Spielberg, de 72 anos, é uma das grandes lendas vivas de Hollywood. Recebeu sete indicações ao Oscar de melhor diretor e ganhou dois. Foi indicado 10 vezes para o prêmio de melhor filme. A Academia concedeu-lhe o prêmio honorário Irving Thalberg aos 40 anos.

O lendário diretor vem desconfiado publicamente da Netflix há algum tempo. Em março do ano passado, enquanto promovia seu filme Jogador Nº1, chamou a atenção quando disse: “Não acredito que os filmes que foram classificados de maneira testemunhal, em alguns cinemas durante menos de uma semana, deveriam concorrer ao Oscar”. Spielberg se dizia preocupado com o fato de que cada vez menos diretores lutariam para levantar dinheiro para seus projetos e trabalhariam o circuito de festivais para mostrar seus filmes. No final, diz, se tenderá a um mercado no qual as plataformas de vídeo financiarão os filmes. E na opinião de Spielberg, “uma vez que você se compromete com um formato de televisão, é um TV movie”. Spielberg acredita que os produtos da Netflix deveriam disputar o Emmy.

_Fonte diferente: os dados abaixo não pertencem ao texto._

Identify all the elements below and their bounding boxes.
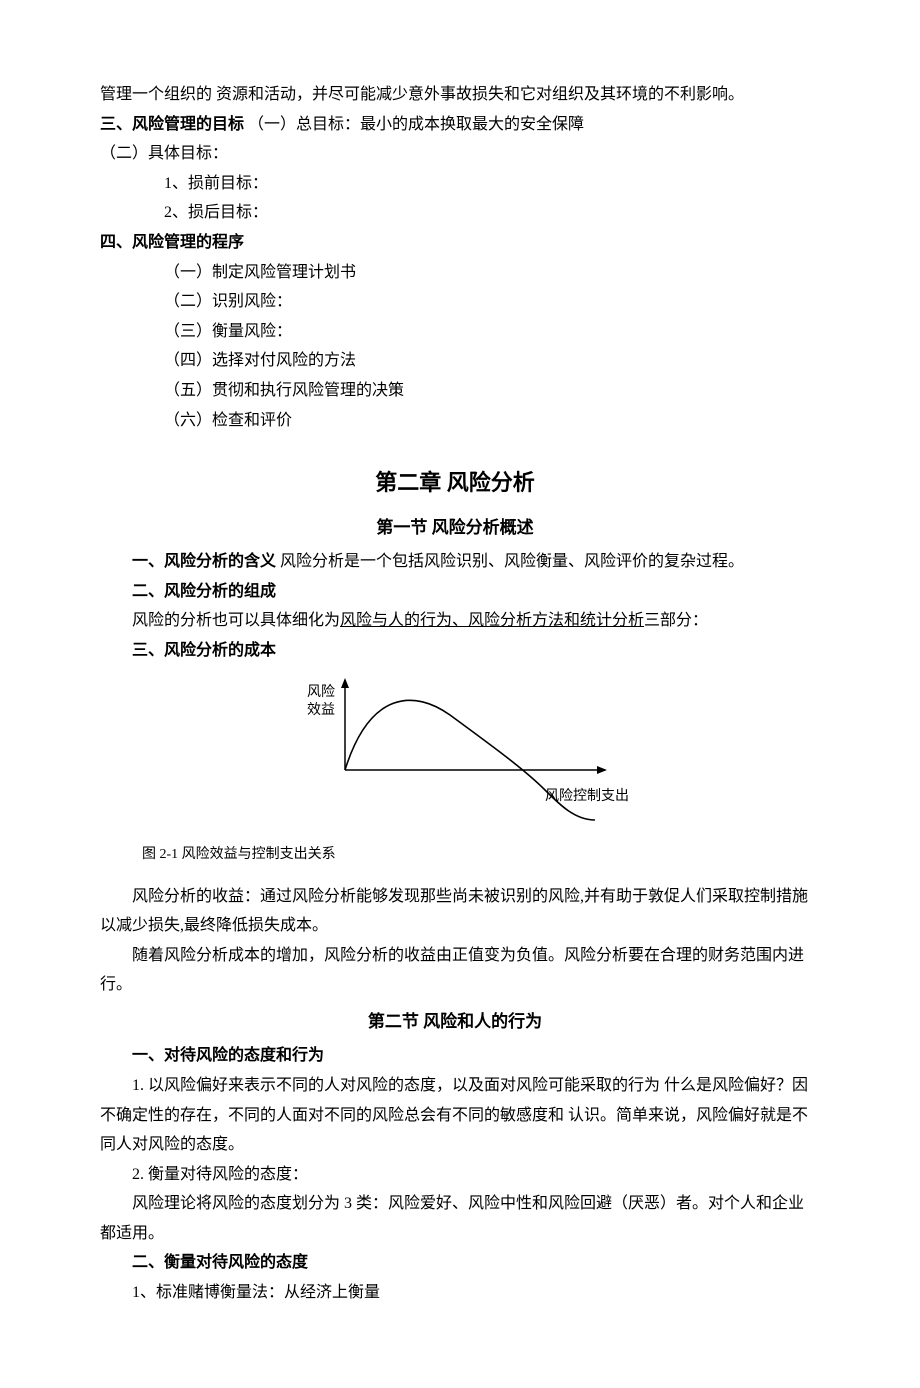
list-item: 2、损后目标： [100, 198, 810, 228]
paragraph: 2. 衡量对待风险的态度： [100, 1160, 810, 1190]
subsection-heading: 一、对待风险的态度和行为 [100, 1041, 810, 1071]
svg-text:风险: 风险 [307, 684, 335, 700]
underlined-text: 风险与人的行为、风险分析方法和统计分析 [340, 612, 644, 629]
subsection-heading: 一、风险分析的含义 [132, 553, 276, 570]
section-title: 第一节 风险分析概述 [100, 512, 810, 543]
heading-3: 三、风险管理的目标 [100, 116, 244, 133]
heading-line: 一、风险分析的含义 风险分析是一个包括风险识别、风险衡量、风险评价的复杂过程。 [100, 547, 810, 577]
figure-caption: 图 2-1 风险效益与控制支出关系 [100, 842, 810, 868]
paragraph: 管理一个组织的 资源和活动，并尽可能减少意外事故损失和它对组织及其环境的不利影响… [100, 80, 810, 110]
list-item: （四）选择对付风险的方法 [100, 346, 810, 376]
document-page: 管理一个组织的 资源和活动，并尽可能减少意外事故损失和它对组织及其环境的不利影响… [0, 0, 920, 1388]
list-item: （一）制定风险管理计划书 [100, 258, 810, 288]
subsection-heading: 二、衡量对待风险的态度 [100, 1248, 810, 1278]
subsection-heading: 三、风险分析的成本 [100, 636, 810, 666]
text-suffix: 三部分： [644, 612, 708, 629]
subsection-tail: 风险分析是一个包括风险识别、风险衡量、风险评价的复杂过程。 [276, 553, 744, 570]
paragraph: 1、标准赌博衡量法：从经济上衡量 [100, 1278, 810, 1308]
paragraph: 风险的分析也可以具体细化为风险与人的行为、风险分析方法和统计分析三部分： [100, 606, 810, 636]
chapter-title: 第二章 风险分析 [100, 463, 810, 504]
graph-container: 风险效益风险控制支出 [100, 670, 810, 840]
list-item: 1、损前目标： [100, 169, 810, 199]
text-prefix: 风险的分析也可以具体细化为 [132, 612, 340, 629]
sub-item: （二）具体目标： [100, 139, 810, 169]
list-item: （五）贯彻和执行风险管理的决策 [100, 376, 810, 406]
paragraph: 风险分析的收益：通过风险分析能够发现那些尚未被识别的风险,并有助于敦促人们采取控… [100, 882, 810, 941]
list-item: （三）衡量风险： [100, 317, 810, 347]
paragraph: 1. 以风险偏好来表示不同的人对风险的态度，以及面对风险可能采取的行为 什么是风… [100, 1071, 810, 1160]
subsection-heading: 二、风险分析的组成 [100, 577, 810, 607]
section-title: 第二节 风险和人的行为 [100, 1006, 810, 1037]
risk-benefit-graph: 风险效益风险控制支出 [275, 670, 635, 840]
heading-3-tail: （一）总目标：最小的成本换取最大的安全保障 [244, 116, 584, 133]
list-item: （二）识别风险： [100, 287, 810, 317]
paragraph: 风险理论将风险的态度划分为 3 类：风险爱好、风险中性和风险回避（厌恶）者。对个… [100, 1189, 810, 1248]
heading-4: 四、风险管理的程序 [100, 228, 810, 258]
list-item: （六）检查和评价 [100, 406, 810, 436]
heading-line: 三、风险管理的目标 （一）总目标：最小的成本换取最大的安全保障 [100, 110, 810, 140]
svg-text:风险控制支出: 风险控制支出 [545, 788, 629, 804]
svg-text:效益: 效益 [307, 702, 335, 718]
paragraph: 随着风险分析成本的增加，风险分析的收益由正值变为负值。风险分析要在合理的财务范围… [100, 941, 810, 1000]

Em Oscars recentes, Spielberg fez campanha ativa para promover Green Book: O Guia contra a Roma, o filme de Alfonso Cuarón produzido pela Participant Media, que a Netflix comprou para distribuir em todo o mundo. A plataforma fez uma campanha de exibição em salas de cinema para poder concorrer ao Oscar. O filme foi projetado em cerca de cem salas nos Estados Unidos, algo inédito para um filme em espanhol e em preto e branco que ainda não tinha ganhado nada. A Netflix usou seu vasto orçamento para montar uma campanha publicitária sufocante que inundou Los Angeles e que o The New York Times estimou em 25 milhões de dólares (cerca de 95 milhões de reais). A divulgação de Green Book: O Guia custou 5 milhões de dólares.

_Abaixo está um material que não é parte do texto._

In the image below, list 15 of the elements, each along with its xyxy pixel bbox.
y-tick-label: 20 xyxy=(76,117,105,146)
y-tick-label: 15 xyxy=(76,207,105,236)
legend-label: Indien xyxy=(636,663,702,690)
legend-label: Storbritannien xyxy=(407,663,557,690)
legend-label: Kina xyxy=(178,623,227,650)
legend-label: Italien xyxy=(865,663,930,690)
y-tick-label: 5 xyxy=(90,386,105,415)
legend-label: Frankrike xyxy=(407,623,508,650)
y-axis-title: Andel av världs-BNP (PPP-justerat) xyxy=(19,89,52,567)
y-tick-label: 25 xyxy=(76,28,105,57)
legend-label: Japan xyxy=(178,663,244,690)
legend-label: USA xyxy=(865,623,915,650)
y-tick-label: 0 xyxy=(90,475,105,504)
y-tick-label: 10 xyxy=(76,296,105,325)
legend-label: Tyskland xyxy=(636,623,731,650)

Cinco dias depois, Spielberg ainda não tem vozes importantes do seu lado. Mas já existem artistas que estão defendendo a Netflix nas redes sociais. A diretora Ana DuVernay, indicada ao Oscar pelo documentário 13th, produzido pela Netflix, escreveu um tuite dirigido à Academia em que pedia que, se era verdade que a proposta Spielberg seria discutida, que na reunião de governadores fossem lidas cartas de diretores que, como ela, pensam “diferente”. O ator Bruce Campbell tuitou: “Eu sinto muito, senhor Spielberg, Roma não é um TV movie. É tão impressionante como qualquer outro. As plataformas se tornaram irrelevantes. Faça um filme com a Netflix”.

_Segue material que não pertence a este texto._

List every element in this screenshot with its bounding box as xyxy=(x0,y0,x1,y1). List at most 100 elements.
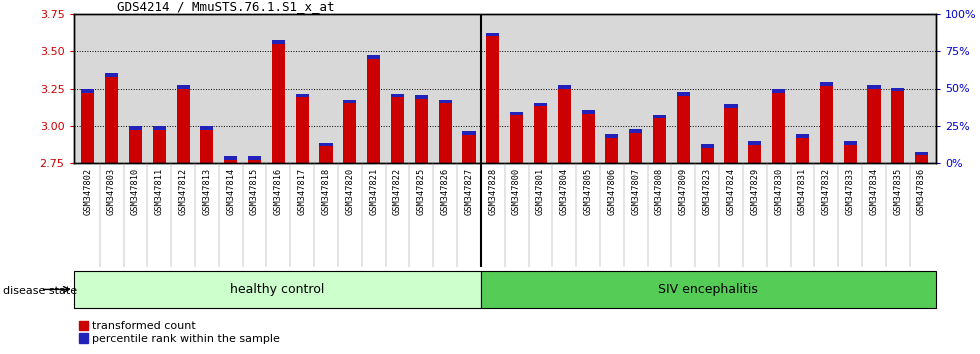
Text: GSM347803: GSM347803 xyxy=(107,168,116,215)
Text: GSM347826: GSM347826 xyxy=(441,168,450,215)
Bar xyxy=(481,271,936,308)
Bar xyxy=(129,130,142,163)
Bar xyxy=(200,130,214,163)
Text: GSM347815: GSM347815 xyxy=(250,168,259,215)
Text: GSM347834: GSM347834 xyxy=(869,168,878,215)
Bar xyxy=(486,33,500,36)
Bar xyxy=(176,85,190,88)
Text: disease state: disease state xyxy=(3,286,77,296)
Bar xyxy=(463,135,475,163)
Bar xyxy=(581,114,595,163)
Text: GSM347833: GSM347833 xyxy=(846,168,855,215)
Text: GSM347802: GSM347802 xyxy=(83,168,92,215)
Bar xyxy=(724,108,738,163)
Text: GSM347816: GSM347816 xyxy=(273,168,283,215)
Text: GSM347823: GSM347823 xyxy=(703,168,711,215)
Text: GSM347813: GSM347813 xyxy=(203,168,212,215)
Bar xyxy=(749,141,761,145)
Bar xyxy=(153,130,166,163)
Bar xyxy=(271,40,285,44)
Bar xyxy=(534,103,547,106)
Bar xyxy=(867,85,880,88)
Bar xyxy=(653,118,666,163)
Bar xyxy=(724,104,738,108)
Text: healthy control: healthy control xyxy=(230,283,324,296)
Bar xyxy=(558,85,570,88)
Bar xyxy=(629,133,642,163)
Bar xyxy=(296,97,309,163)
Bar xyxy=(439,100,452,103)
Bar xyxy=(677,92,690,96)
Text: GSM347828: GSM347828 xyxy=(488,168,497,215)
Bar xyxy=(891,91,905,163)
Text: GSM347830: GSM347830 xyxy=(774,168,783,215)
Bar xyxy=(606,134,618,138)
Bar xyxy=(248,160,261,163)
Bar xyxy=(74,271,481,308)
Text: GSM347807: GSM347807 xyxy=(631,168,640,215)
Bar xyxy=(415,95,428,99)
Bar xyxy=(176,88,190,163)
Text: GSM347817: GSM347817 xyxy=(298,168,307,215)
Text: GSM347836: GSM347836 xyxy=(917,168,926,215)
Bar xyxy=(224,160,237,163)
Bar xyxy=(439,103,452,163)
Text: SIV encephalitis: SIV encephalitis xyxy=(659,283,759,296)
Bar xyxy=(343,100,357,103)
Bar xyxy=(391,97,404,163)
Bar xyxy=(296,94,309,97)
Text: GSM347801: GSM347801 xyxy=(536,168,545,215)
Bar xyxy=(319,147,332,163)
Bar xyxy=(81,89,94,93)
Bar xyxy=(772,93,785,163)
Bar xyxy=(749,145,761,163)
Text: GSM347831: GSM347831 xyxy=(798,168,807,215)
Text: GSM347814: GSM347814 xyxy=(226,168,235,215)
Bar xyxy=(129,126,142,130)
Bar xyxy=(819,82,833,86)
Bar xyxy=(415,99,428,163)
Text: GSM347818: GSM347818 xyxy=(321,168,330,215)
Bar xyxy=(867,88,880,163)
Bar xyxy=(915,155,928,163)
Bar xyxy=(581,110,595,114)
Text: GSM347824: GSM347824 xyxy=(726,168,736,215)
Text: GSM347821: GSM347821 xyxy=(369,168,378,215)
Bar xyxy=(534,106,547,163)
Bar xyxy=(844,141,857,145)
Text: GSM347810: GSM347810 xyxy=(131,168,140,215)
Bar xyxy=(319,143,332,147)
Bar xyxy=(510,112,523,115)
Bar xyxy=(153,126,166,130)
Bar xyxy=(796,134,809,138)
Bar xyxy=(796,138,809,163)
Text: GSM347820: GSM347820 xyxy=(345,168,355,215)
Bar xyxy=(105,73,119,76)
Bar xyxy=(772,89,785,93)
Text: GSM347809: GSM347809 xyxy=(679,168,688,215)
Text: GSM347805: GSM347805 xyxy=(583,168,593,215)
Bar xyxy=(248,156,261,160)
Text: GSM347825: GSM347825 xyxy=(416,168,426,215)
Text: GSM347811: GSM347811 xyxy=(155,168,164,215)
Text: GSM347832: GSM347832 xyxy=(822,168,831,215)
Bar xyxy=(844,145,857,163)
Bar xyxy=(224,156,237,160)
Text: GDS4214 / MmuSTS.76.1.S1_x_at: GDS4214 / MmuSTS.76.1.S1_x_at xyxy=(117,0,334,13)
Bar xyxy=(701,148,713,163)
Bar xyxy=(200,126,214,130)
Bar xyxy=(81,93,94,163)
Bar xyxy=(368,59,380,163)
Bar xyxy=(653,115,666,118)
Bar xyxy=(891,88,905,91)
Bar xyxy=(819,86,833,163)
Text: GSM347804: GSM347804 xyxy=(560,168,568,215)
Bar xyxy=(558,88,570,163)
Text: GSM347822: GSM347822 xyxy=(393,168,402,215)
Text: GSM347835: GSM347835 xyxy=(894,168,903,215)
Bar xyxy=(463,131,475,135)
Bar xyxy=(486,36,500,163)
Text: GSM347812: GSM347812 xyxy=(178,168,187,215)
Text: GSM347800: GSM347800 xyxy=(513,168,521,215)
Bar xyxy=(701,144,713,148)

No mês passado, a Netflix foi admitida como membro da Motion Pictures Association of America (MPAA), o lobby das grandes produtoras de Hollywood. O anúncio foi significativo às vésperas do Oscar. A próxima aposta da Netflix para concorrer ao prestígio dos grandes prêmios é, por enquanto, The Irishman, filme dirigido por Martin Scorsese.